Hedge is excited to share what we’ve been working on and will be shipping soon.
HDG Staking changes
Hedge conducts most of its liquidity mining using HDG and thus a better price helps build more liquidity, which is crucial to the success of the protocol. We looked at various staking models and wanted something straightforward with more evidence of helping sustain price.
While there are more novel staking methods, the one with the most evidence of helping improve an underlying token price was token buyback staking which is why Hedge is moving to a token buyback staking model.
From a user’s perspective, HDG will continue to be able to be staked but instead of receiving a proportional revshare, users will be able to compound HDG tokens. Every week, at a random date to avoid front-running, a buyback of HDG using all the week’s profits will be done and distributed to all stakers.

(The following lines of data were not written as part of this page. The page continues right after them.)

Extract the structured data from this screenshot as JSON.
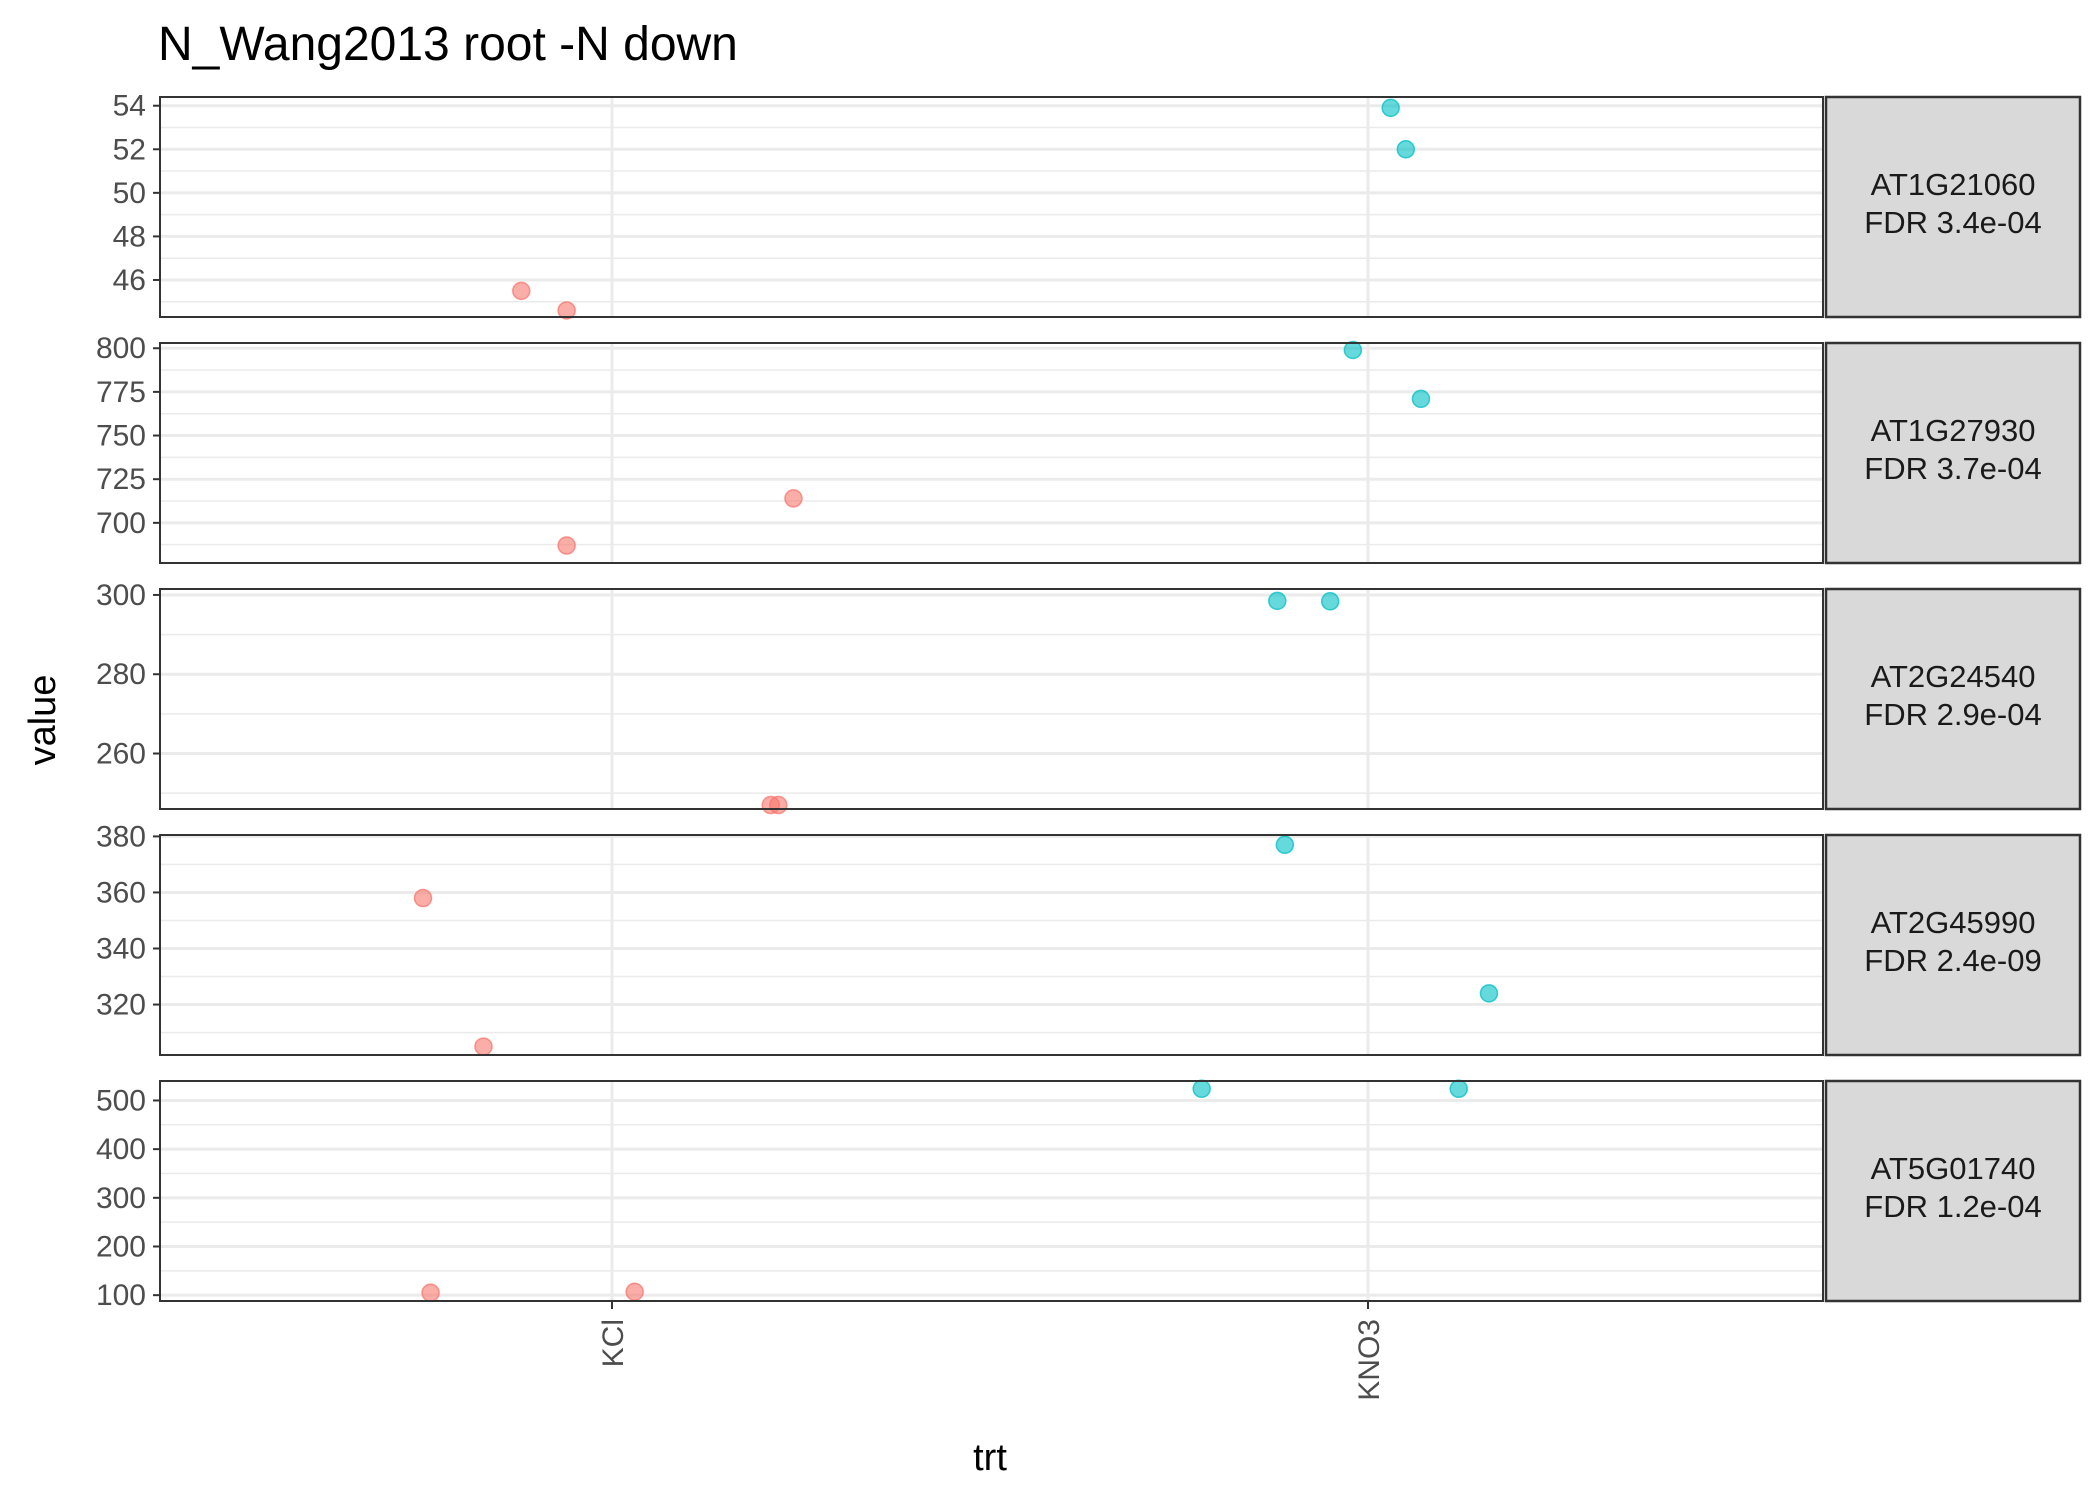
{
  "chart_data": {
    "type": "scatter",
    "title": "N_Wang2013 root -N down",
    "xlabel": "trt",
    "ylabel": "value",
    "categories": [
      "KCl",
      "KNO3"
    ],
    "colors": {
      "KCl": "#F8766D",
      "KNO3": "#00BFC4"
    },
    "facets": [
      {
        "label": "AT1G21060\nFDR 3.4e-04",
        "ylim": [
          44.3,
          54.4
        ],
        "yticks": [
          46,
          48,
          50,
          52,
          54
        ],
        "points": [
          {
            "trt": "KCl",
            "jitter": -0.12,
            "value": 45.5
          },
          {
            "trt": "KCl",
            "jitter": -0.06,
            "value": 44.6
          },
          {
            "trt": "KNO3",
            "jitter": 0.03,
            "value": 53.9
          },
          {
            "trt": "KNO3",
            "jitter": 0.05,
            "value": 52.0
          }
        ]
      },
      {
        "label": "AT1G27930\nFDR 3.7e-04",
        "ylim": [
          677,
          803
        ],
        "yticks": [
          700,
          725,
          750,
          775,
          800
        ],
        "points": [
          {
            "trt": "KCl",
            "jitter": -0.06,
            "value": 687
          },
          {
            "trt": "KCl",
            "jitter": 0.24,
            "value": 714
          },
          {
            "trt": "KNO3",
            "jitter": -0.02,
            "value": 799
          },
          {
            "trt": "KNO3",
            "jitter": 0.07,
            "value": 771
          }
        ]
      },
      {
        "label": "AT2G24540\nFDR 2.9e-04",
        "ylim": [
          246,
          301.5
        ],
        "yticks": [
          260,
          280,
          300
        ],
        "points": [
          {
            "trt": "KCl",
            "jitter": 0.21,
            "value": 247
          },
          {
            "trt": "KCl",
            "jitter": 0.22,
            "value": 247
          },
          {
            "trt": "KNO3",
            "jitter": -0.12,
            "value": 298.5
          },
          {
            "trt": "KNO3",
            "jitter": -0.05,
            "value": 298.4
          }
        ]
      },
      {
        "label": "AT2G45990\nFDR 2.4e-09",
        "ylim": [
          302,
          380.5
        ],
        "yticks": [
          320,
          340,
          360,
          380
        ],
        "points": [
          {
            "trt": "KCl",
            "jitter": -0.25,
            "value": 358
          },
          {
            "trt": "KCl",
            "jitter": -0.17,
            "value": 305
          },
          {
            "trt": "KNO3",
            "jitter": -0.11,
            "value": 377
          },
          {
            "trt": "KNO3",
            "jitter": 0.16,
            "value": 324
          }
        ]
      },
      {
        "label": "AT5G01740\nFDR 1.2e-04",
        "ylim": [
          88,
          540
        ],
        "yticks": [
          100,
          200,
          300,
          400,
          500
        ],
        "points": [
          {
            "trt": "KCl",
            "jitter": -0.24,
            "value": 105
          },
          {
            "trt": "KCl",
            "jitter": 0.03,
            "value": 107
          },
          {
            "trt": "KNO3",
            "jitter": -0.22,
            "value": 524
          },
          {
            "trt": "KNO3",
            "jitter": 0.12,
            "value": 524
          }
        ]
      }
    ]
  }
}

Rewards will be auto-compounding so you won’t need to continuously claim rewards which simplifies the process a lot.
We’ll be aiming to having this change live the week of November 14th though will confirm on our usual communication channels at least 1 week before.
We’ve been paying a lot of attention to recent events around price manipulation and have considered various options to avoid Hedge being exposed to bad debt while at the same time avoiding excessive liquidations.
For volatile collateral, we mostly focus on listing highly liquid assets where price manipulation is harder and thus using spot price is usually acceptable. Though as we onboard more assets, we’ll be focusing on using more oracles using either short window TWAP prices, bounding logic or some VWAP logic based on what is best for the collateral to avoid malicious manipulation. There are compromises to each approach so stay tuned for details— for e.g. TWAP can cause late liquidations so may not be ideal if we plan to offer low collateral ratios.
As always we’ll aim to rely on as many oracles as possible to price any listed asset.
LUT or Transaction V2 has been implemented on Hedge and will be made live once most wallets support this new standard.
This is important as it will greatly improve user experience interacting with Hedge as users will no longer need to sign multiple times for basic interactions, such as the stability pool or when opening a loan.